Like McCann, George sees the parallels between elite sport and high-profile performance on stage as he watches his former student achieve more and more success in hip-hop.
“He gives you everything onstage, like an athlete,” George says.
McCann, meanwhile, is impressed that Brewster brushed off the fizzling out of his basketball career.
“He was self-aware enough to realize maybe that wasn’t what he wanted to do,” McCann said.
“It takes courage to put yourself out there and try something when [there’s a] high chance of failure,” McCann added. “He’s had lots of things to overcome over the last decade of his life, but I’m really proud of him and very inspired by (his) willingness to try things.”
Something else Brewster says he wants to try is mentorship. He hopes to draw from the skills and wisdom he’s developed in basketball and music to mentor youngsters from communities like his.
“Kids from single parent households, low-income communities, poverty… unhealthy households” are who Brewster says he’s looking out for.

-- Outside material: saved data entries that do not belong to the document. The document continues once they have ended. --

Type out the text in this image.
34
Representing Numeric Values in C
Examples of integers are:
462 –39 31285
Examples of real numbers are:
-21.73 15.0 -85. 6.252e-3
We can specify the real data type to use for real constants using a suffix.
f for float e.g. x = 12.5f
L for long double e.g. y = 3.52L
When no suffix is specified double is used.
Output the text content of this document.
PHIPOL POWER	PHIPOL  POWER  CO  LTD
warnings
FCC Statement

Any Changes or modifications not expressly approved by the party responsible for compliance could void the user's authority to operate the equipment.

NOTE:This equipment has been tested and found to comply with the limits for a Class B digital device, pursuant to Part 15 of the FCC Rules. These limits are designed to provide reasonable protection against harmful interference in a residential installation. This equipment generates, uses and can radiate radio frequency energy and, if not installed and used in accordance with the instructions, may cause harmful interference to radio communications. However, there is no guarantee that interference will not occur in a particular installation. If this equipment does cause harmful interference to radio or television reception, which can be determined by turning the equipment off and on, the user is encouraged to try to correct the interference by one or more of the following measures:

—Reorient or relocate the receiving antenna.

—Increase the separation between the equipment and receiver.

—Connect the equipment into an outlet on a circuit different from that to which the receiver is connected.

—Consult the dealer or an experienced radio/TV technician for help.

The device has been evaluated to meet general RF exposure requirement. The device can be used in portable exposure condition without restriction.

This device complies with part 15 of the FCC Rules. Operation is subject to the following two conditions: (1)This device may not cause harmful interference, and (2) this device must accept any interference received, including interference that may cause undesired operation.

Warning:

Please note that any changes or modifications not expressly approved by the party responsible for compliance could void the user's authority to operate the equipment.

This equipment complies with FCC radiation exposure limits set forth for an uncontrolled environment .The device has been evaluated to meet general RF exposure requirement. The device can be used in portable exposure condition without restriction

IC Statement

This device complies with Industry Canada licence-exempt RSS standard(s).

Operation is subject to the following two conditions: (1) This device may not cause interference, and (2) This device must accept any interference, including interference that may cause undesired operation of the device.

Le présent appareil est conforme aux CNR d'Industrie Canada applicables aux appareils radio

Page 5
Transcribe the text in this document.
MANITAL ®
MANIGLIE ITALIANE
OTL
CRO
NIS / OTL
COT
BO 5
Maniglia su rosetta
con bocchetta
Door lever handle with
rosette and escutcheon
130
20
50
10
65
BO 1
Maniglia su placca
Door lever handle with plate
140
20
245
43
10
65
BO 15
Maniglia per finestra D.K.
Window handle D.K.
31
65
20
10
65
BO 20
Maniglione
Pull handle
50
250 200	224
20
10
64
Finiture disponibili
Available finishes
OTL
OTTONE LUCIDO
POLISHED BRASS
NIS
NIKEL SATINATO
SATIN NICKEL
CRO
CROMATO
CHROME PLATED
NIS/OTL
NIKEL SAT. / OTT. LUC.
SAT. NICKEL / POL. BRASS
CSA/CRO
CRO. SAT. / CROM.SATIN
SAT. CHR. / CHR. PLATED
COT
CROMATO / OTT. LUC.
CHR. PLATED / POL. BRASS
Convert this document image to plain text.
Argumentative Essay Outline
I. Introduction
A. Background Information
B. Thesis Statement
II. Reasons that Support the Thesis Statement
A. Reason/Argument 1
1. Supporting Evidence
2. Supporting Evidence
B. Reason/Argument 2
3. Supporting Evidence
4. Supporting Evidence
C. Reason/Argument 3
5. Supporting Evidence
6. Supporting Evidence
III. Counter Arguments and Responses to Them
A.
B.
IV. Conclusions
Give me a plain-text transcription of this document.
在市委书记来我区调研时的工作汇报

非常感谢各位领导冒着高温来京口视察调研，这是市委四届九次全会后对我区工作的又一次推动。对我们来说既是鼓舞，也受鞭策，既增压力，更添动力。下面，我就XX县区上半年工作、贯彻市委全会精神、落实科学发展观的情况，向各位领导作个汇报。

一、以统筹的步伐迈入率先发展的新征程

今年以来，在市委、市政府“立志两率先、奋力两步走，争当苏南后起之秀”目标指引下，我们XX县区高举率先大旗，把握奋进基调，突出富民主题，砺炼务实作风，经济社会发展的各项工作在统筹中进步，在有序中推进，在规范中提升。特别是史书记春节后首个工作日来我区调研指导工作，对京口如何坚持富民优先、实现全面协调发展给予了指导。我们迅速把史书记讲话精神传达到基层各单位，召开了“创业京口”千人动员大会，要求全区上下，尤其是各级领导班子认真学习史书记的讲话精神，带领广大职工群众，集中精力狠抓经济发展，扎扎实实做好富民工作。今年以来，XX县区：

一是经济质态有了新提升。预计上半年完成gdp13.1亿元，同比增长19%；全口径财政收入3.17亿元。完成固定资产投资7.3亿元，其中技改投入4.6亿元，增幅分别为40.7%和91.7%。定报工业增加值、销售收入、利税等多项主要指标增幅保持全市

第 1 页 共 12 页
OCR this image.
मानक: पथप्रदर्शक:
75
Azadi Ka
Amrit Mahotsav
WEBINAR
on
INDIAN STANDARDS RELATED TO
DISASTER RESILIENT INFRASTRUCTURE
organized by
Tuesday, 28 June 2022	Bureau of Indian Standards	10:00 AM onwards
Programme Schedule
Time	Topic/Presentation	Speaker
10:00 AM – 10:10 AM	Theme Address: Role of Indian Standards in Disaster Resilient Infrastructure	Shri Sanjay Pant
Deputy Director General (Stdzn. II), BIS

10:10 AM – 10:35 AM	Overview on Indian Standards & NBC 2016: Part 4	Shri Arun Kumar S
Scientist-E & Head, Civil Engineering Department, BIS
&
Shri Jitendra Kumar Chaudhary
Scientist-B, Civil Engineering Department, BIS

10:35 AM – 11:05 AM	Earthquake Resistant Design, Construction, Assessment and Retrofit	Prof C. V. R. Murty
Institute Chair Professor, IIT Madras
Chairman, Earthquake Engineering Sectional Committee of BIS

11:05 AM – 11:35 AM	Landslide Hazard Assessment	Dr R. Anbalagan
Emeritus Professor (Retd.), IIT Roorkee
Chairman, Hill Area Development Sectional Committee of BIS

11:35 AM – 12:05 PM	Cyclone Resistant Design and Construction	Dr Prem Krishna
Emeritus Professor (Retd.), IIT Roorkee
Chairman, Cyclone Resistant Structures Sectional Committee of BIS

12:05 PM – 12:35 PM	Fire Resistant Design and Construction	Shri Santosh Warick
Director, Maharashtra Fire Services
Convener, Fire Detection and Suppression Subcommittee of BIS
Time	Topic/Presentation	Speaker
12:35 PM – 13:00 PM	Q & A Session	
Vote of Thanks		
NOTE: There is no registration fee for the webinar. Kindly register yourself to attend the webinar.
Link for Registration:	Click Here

“I’m always open to help the next generation, (to) help open doors for them and teach things that I probably wouldn’t have learned if I didn’t try,” he says.
Brewster’s greatest gift is his ability to make those around him feel better and energized, McCann says.
“He’s always done that. He did that in the locker room, in the neighbourhood,” Brewster’s former coach says. “He was the kind of guy who was always smiling even if things were not going well. He was [a person] you had to push to open up their emotions.”
“I’ve seen a lot of hard things [he’s] had to overcome… He was always a sweet kid, and his mom was very involved. She was a super positive woman.”
But before diverting his attention to mentorship, Brewster is keeping his head in the game. He promised he’s got more music on the way, and that he’ll be keeping his hip-hop dreams alive.
“I’ll be making another tape and putting the work ethic into the new music,” Brewster said. “Just grinding.”